We show that $t(V)$ is isomorphic as an affine scheme to $\operatorname{spec} A$ where $A$ is the coordinate ring of $V$. The map of topological spaces, $\alpha$ is given by mapping $p\in V$ to $\{p\}^-$. This induces the map on sheaves such that $\mathcal{O}_{t(V)}(U) = \mathcal{O}_{V}(\alpha^{-1}U)$ for $U\in t(V)$. We can show that $\alpha$ is a bijection on open sets of $V$ and $t(V)$.
Also, there exists a bijection from points of $V$ onto closed points of $\operatorname{spec} A$ given by $\beta(p) = \mathfrak{m_p} = \{f\in\mathcal{}O_V\mid f(p) = 0\}$.

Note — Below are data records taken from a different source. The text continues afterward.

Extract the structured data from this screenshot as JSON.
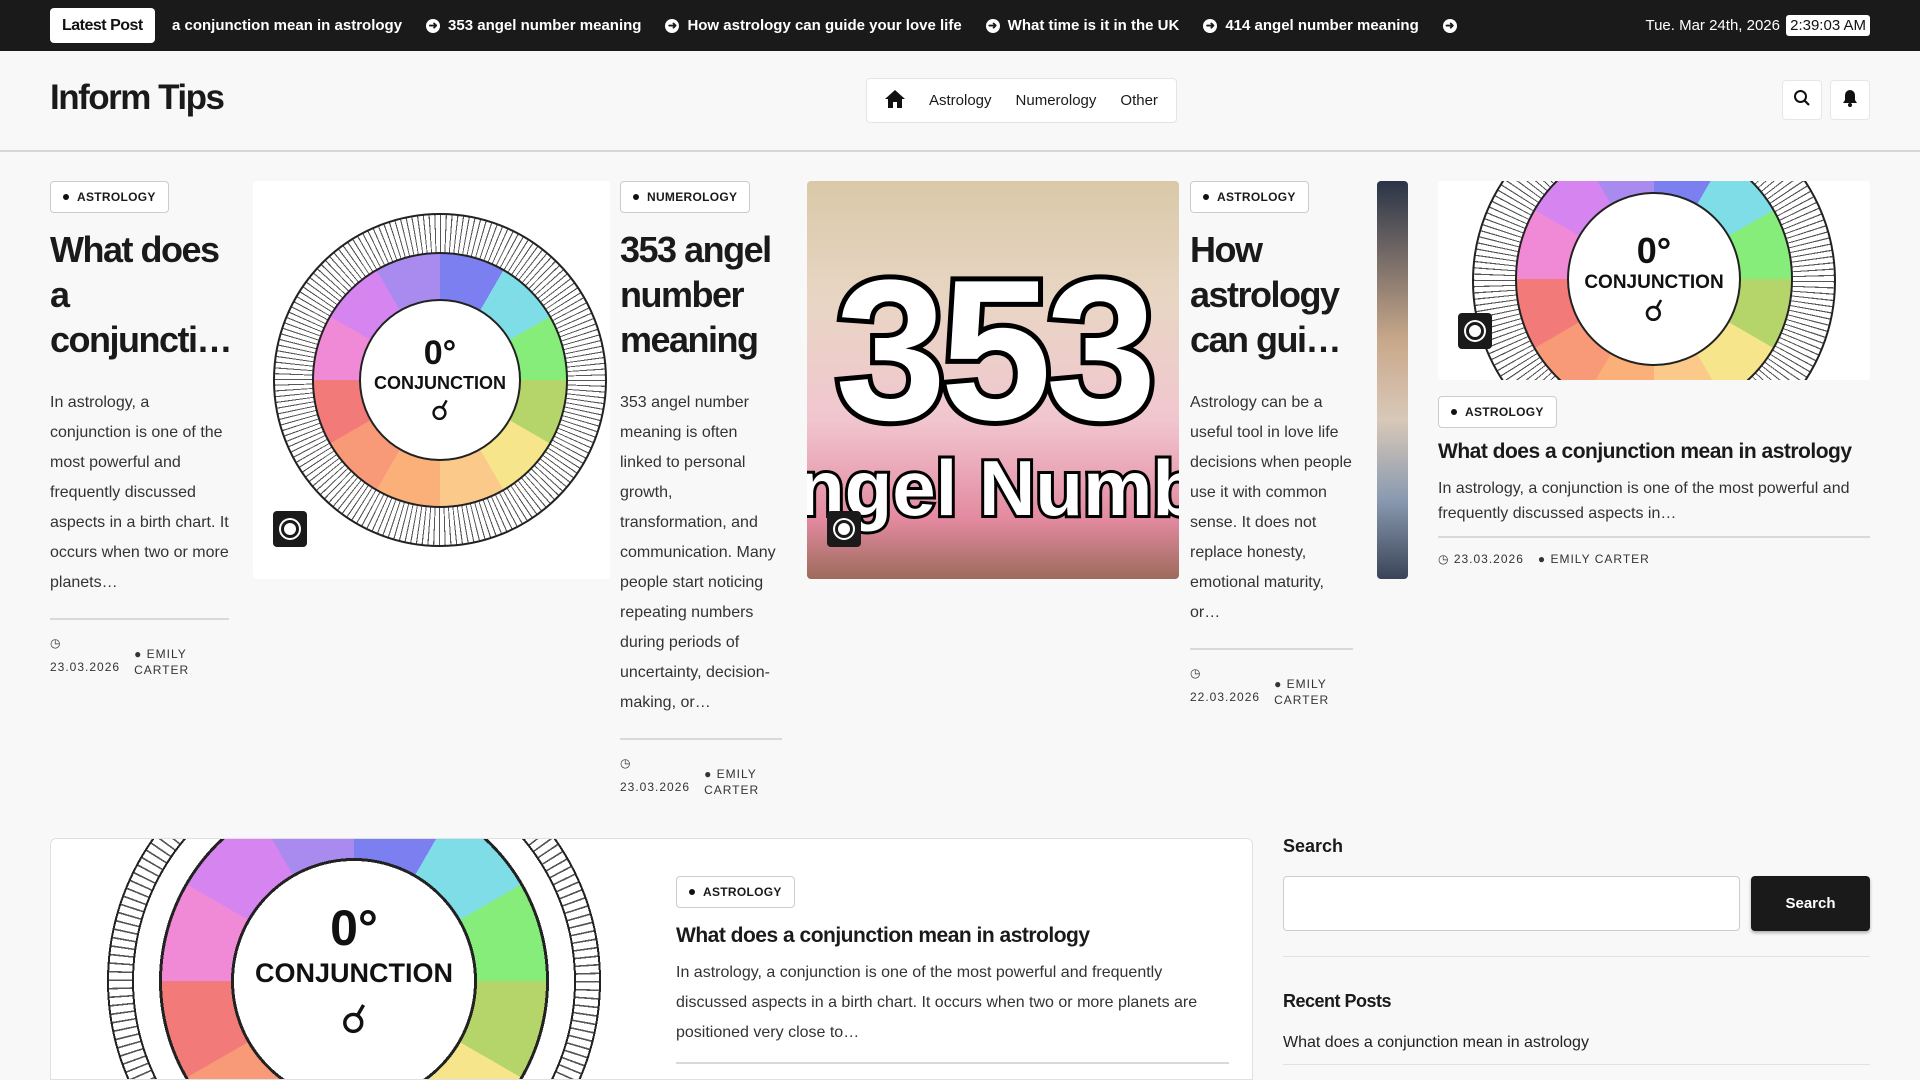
{
  "topbar": {
    "latest_label": "Latest Post",
    "ticker": [
      "a conjunction mean in astrology",
      "353 angel number meaning",
      "How astrology can guide your love life",
      "What time is it in the UK",
      "414 angel number meaning"
    ],
    "date": "Tue. Mar 24th, 2026",
    "time": "2:39:03 AM"
  },
  "header": {
    "logo": "Inform Tips",
    "nav": [
      "Astrology",
      "Numerology",
      "Other"
    ]
  },
  "wheel": {
    "degree": "0°",
    "label": "CONJUNCTION",
    "glyph": "☌"
  },
  "image353": {
    "number": "353",
    "caption": "ngel Numb"
  },
  "cards": [
    {
      "tag": "ASTROLOGY",
      "title": "What does a conjuncti…",
      "excerpt": "In astrology, a conjunction is one of the most powerful and frequently discussed aspects in a birth chart. It occurs when two or more planets…",
      "date": "23.03.2026",
      "author": "EMILY CARTER"
    },
    {
      "tag": "NUMEROLOGY",
      "title": "353 angel number meaning",
      "excerpt": "353 angel number meaning is often linked to personal growth, transformation, and communication. Many people start noticing repeating numbers during periods of uncertainty, decision-making, or…",
      "date": "23.03.2026",
      "author": "EMILY CARTER"
    },
    {
      "tag": "ASTROLOGY",
      "title": "How astrology can gui…",
      "excerpt": "Astrology can be a useful tool in love life decisions when people use it with common sense. It does not replace honesty, emotional maturity, or…",
      "date": "22.03.2026",
      "author": "EMILY CARTER"
    },
    {
      "tag": "ASTROLOGY",
      "title": "What does a conjunction mean in astrology",
      "excerpt": "In astrology, a conjunction is one of the most powerful and frequently discussed aspects in…",
      "date": "23.03.2026",
      "author": "EMILY CARTER"
    }
  ],
  "featured": {
    "tag": "ASTROLOGY",
    "title": "What does a conjunction mean in astrology",
    "excerpt": "In astrology, a conjunction is one of the most powerful and frequently discussed aspects in a birth chart. It occurs when two or more planets are positioned very close to…"
  },
  "sidebar": {
    "search_heading": "Search",
    "search_value": "",
    "search_button": "Search",
    "recent_heading": "Recent Posts",
    "recent": [
      "What does a conjunction mean in astrology"
    ]
  }
}
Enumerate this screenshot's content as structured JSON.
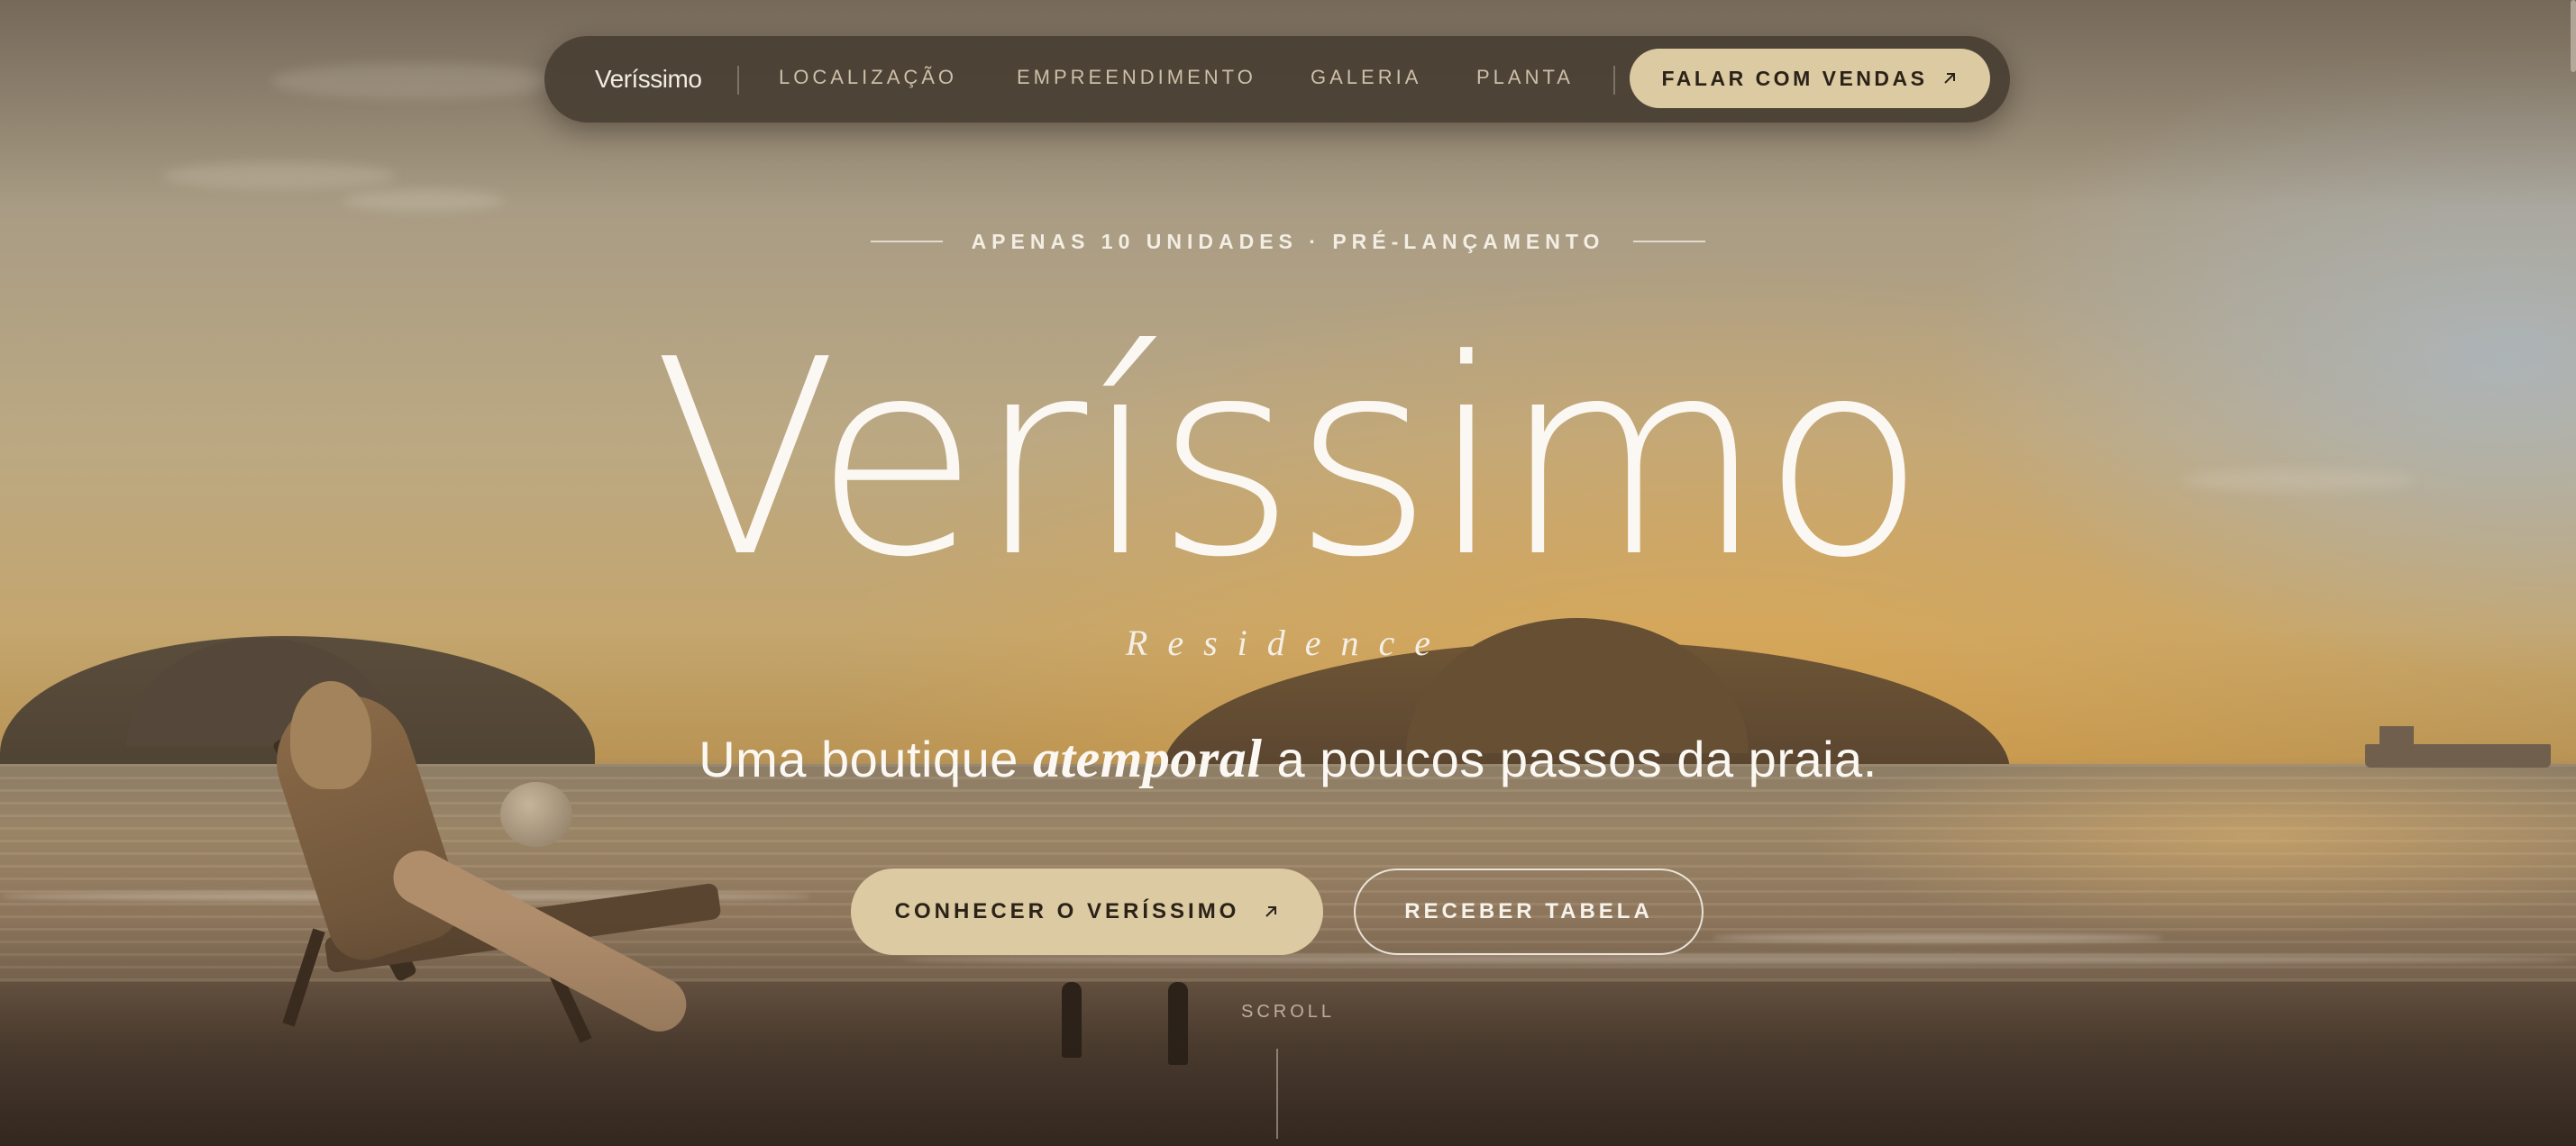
{
  "nav": {
    "brand": "Veríssimo",
    "links": [
      "LOCALIZAÇÃO",
      "EMPREENDIMENTO",
      "GALERIA",
      "PLANTA"
    ],
    "cta_label": "FALAR COM VENDAS",
    "cta_icon": "arrow-up-right-icon"
  },
  "hero": {
    "kicker": "APENAS 10 UNIDADES · PRÉ-LANÇAMENTO",
    "title": "Veríssimo",
    "subtitle": "Residence",
    "tagline_before": "Uma boutique ",
    "tagline_emphasis": "atemporal",
    "tagline_after": " a poucos passos da praia.",
    "primary_button": "CONHECER O VERÍSSIMO",
    "primary_icon": "arrow-up-right-icon",
    "secondary_button": "RECEBER TABELA",
    "scroll_label": "SCROLL"
  },
  "colors": {
    "accent": "#dccaa2",
    "nav_background": "#483e32",
    "text_light": "#fbf8f3"
  }
}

For varieties $V,W$ we have $T:\hom(V,W) \rightarrow \hom(t(V), t(W))$ mapping $f:V\rightarrow W$ to $T(F):t(V)\rightarrow t(W)$ such that $$T(f)(C) = f(C)^-$$ where $S^-$ denotes the closure in $V$.
We are also given that closed points of $t(V)$ map to closed points of $t(W)$ and if $p\in V$ is closed, then its image in $t(V)$ is $\{p\}$.
I looked at all answers involving this exercise but I can't figure out why $T$ is injective.
My attempt
For some $f,g:V\rightarrow W$, we are given $T(f) = T(g)$, thus for any element $C\in t(V)$, we have $$f(C)^- = g(C)^-.$$
Is there a reason why $f(C)$ is closed in $W$? (It is evidently a closed point of $t(W)$).
I even assumed $C = \{p\}^-$ for some point $p\in V$ but that gives nothing.
Suppose $f,g:V\to W$ are two distinct maps, i.e. there is some $v\in V$ so that $f(v)\neq g(v)$. Now look at $T(f)(\{v\})$ and $T(g)(\{v\})$: these are just $\{f(v)\}$ and $\{g(v)\}$, which aren't equal and thus $T(f)\neq T(g)$.